«Sono caduti molti tabù in questo anno. La gente parla, non c’è più reticenza e ci sono molte iniziative dal basso. Io tendo sempre a vedere il bicchiere mezzo pieno, ma questo è un risultato positivo, anche se a livello più generale si sarebbe dovuto fare di più». Annalisa Gadaleta commenta con Left l’anno trascorso dagli attentati a Parigi del 13 novembre 2015 che, oltre a fare 130 vittime, hanno sconvolto la vita di Molenbeek, comune di 97mila abitanti a pochi km dal centro di Bruxelles. Annalisa, immigrata qui dalla Puglia nel 1994, di Molenbeek è diventata assessore alla Cultura e all’istruzione, eletta per i Verdi. Da questa cittadina, detta Belgistan per il numero elevato di abitanti di fede musulmana, provenivano gli attentatori. E sempre qui, a marzo 2016 venne arrestato Salah Abdeslam, il terrorista sopravvissuto.
Dopo un anno abbiamo chiesto ad Annalisa Gadaleta che cosa è cambiato, la vita delle persone, il clima che si respira. Ricordavamo l’agitazione dei giorni di novembre quando l’avevamo chiamata a poche ore dalle perquisizioni delle forze dell’ordine alla ricerca di Abdeslam. Le scuole chiuse, le perquisizioni, donne e bambini terrorizzati di fronte agli uomini in divisa. «Adesso la parola si è liberata – dice -. La gente non ha più paura di parlare di radicalismo religioso, dell’influenza del salafismo». E cita come esempio un libro di un giovane imam di 28 anni, Khalid Benhaddou, che ha scritto Is dit nu de islam, tradotto in italiano È davvero questo l’Islam?. La presentazione sarà mercoledì 15 novembre a Molenbeek e Annalisa ci tiene a specificare che l’imam è un giovane cittadino fiammingo, dallo sguardo molto aperto, che parla in fiammingo anche nella moschea.

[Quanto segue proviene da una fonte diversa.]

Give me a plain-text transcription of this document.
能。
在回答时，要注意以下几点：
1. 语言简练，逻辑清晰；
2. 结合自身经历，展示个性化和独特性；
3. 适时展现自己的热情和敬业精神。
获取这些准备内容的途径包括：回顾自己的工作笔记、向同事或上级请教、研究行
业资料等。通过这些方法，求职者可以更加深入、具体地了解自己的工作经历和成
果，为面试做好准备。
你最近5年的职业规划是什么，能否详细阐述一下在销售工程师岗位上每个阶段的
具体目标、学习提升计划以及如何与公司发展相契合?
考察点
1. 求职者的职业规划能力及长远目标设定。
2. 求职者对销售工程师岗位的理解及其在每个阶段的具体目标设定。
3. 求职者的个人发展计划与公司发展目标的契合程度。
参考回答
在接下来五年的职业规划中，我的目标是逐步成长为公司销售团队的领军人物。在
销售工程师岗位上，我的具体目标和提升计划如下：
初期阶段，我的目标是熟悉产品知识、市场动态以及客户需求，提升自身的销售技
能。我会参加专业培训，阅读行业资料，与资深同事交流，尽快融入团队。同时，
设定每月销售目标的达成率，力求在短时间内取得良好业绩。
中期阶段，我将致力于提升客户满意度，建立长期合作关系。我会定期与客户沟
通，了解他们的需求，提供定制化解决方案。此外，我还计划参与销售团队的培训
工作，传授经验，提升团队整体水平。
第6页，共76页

Anche Annalisa Gadaleta ha scritto un libro, insieme al sociologo italiano Leonardo Palmisano, Conversazione a Molenbeek, che sarà presentato il 1° dicembre. L’assessore in un post su Fb invita tutti i cittadini a partecipare per un dibattito sereno, e senza preconcetti. A Left racconta le conquiste quotidiane che hanno contribuito a cambiare un po’ il clima. «Un gruppo di donne che fa teatro adesso porterà in scena uno spettacolo su una madre che ha perso il proprio figlio combattente in Siria. Anche questo serve per discutere. Prima, per esempio, le madri non osavano porre domande sui figli che potevano essere attratti dal radicalismo islamico», continua Annalisa Gadaleta. Le scuole come le moschee, aggiunge, sono aperte al pubblico e nascono sempre più spesso momenti di discussione.
«Ma c’è qualcosa che non è stato fatto. Sì, il piano nazionale antiterrorismo, l’aumento di risorse per le forze dell’ordine di cui prima erano carenti, ma basta? La sicurezza non si ottiene solo con la repressione ma anche con la prevenzione», sottolinea l’assessore. Sarebbero stati necessari, dice, interventi più capillari a livello nazionale di collegamento con le associazioni, per l’istruzione, le politiche per la casa. «Insomma era necessaria una visione globale».
Alla fine, parlando del suo lavoro, ammette che «è stato un anno particolarmente duro». «La popolazione era iperstigmatizzata, dovevamo rassicurare le persone, specialmente dopo l’arresto di Abdeslam c’era il terrore». Nel colloquio con Palmisano, Annalisa suggerisce che la scuola va potenziata: bisogna ripensare l’istruzione, ripensare il welfare. Si comincia da qui a prevenire e quindi a estirpare i fenomeni di radicalismo.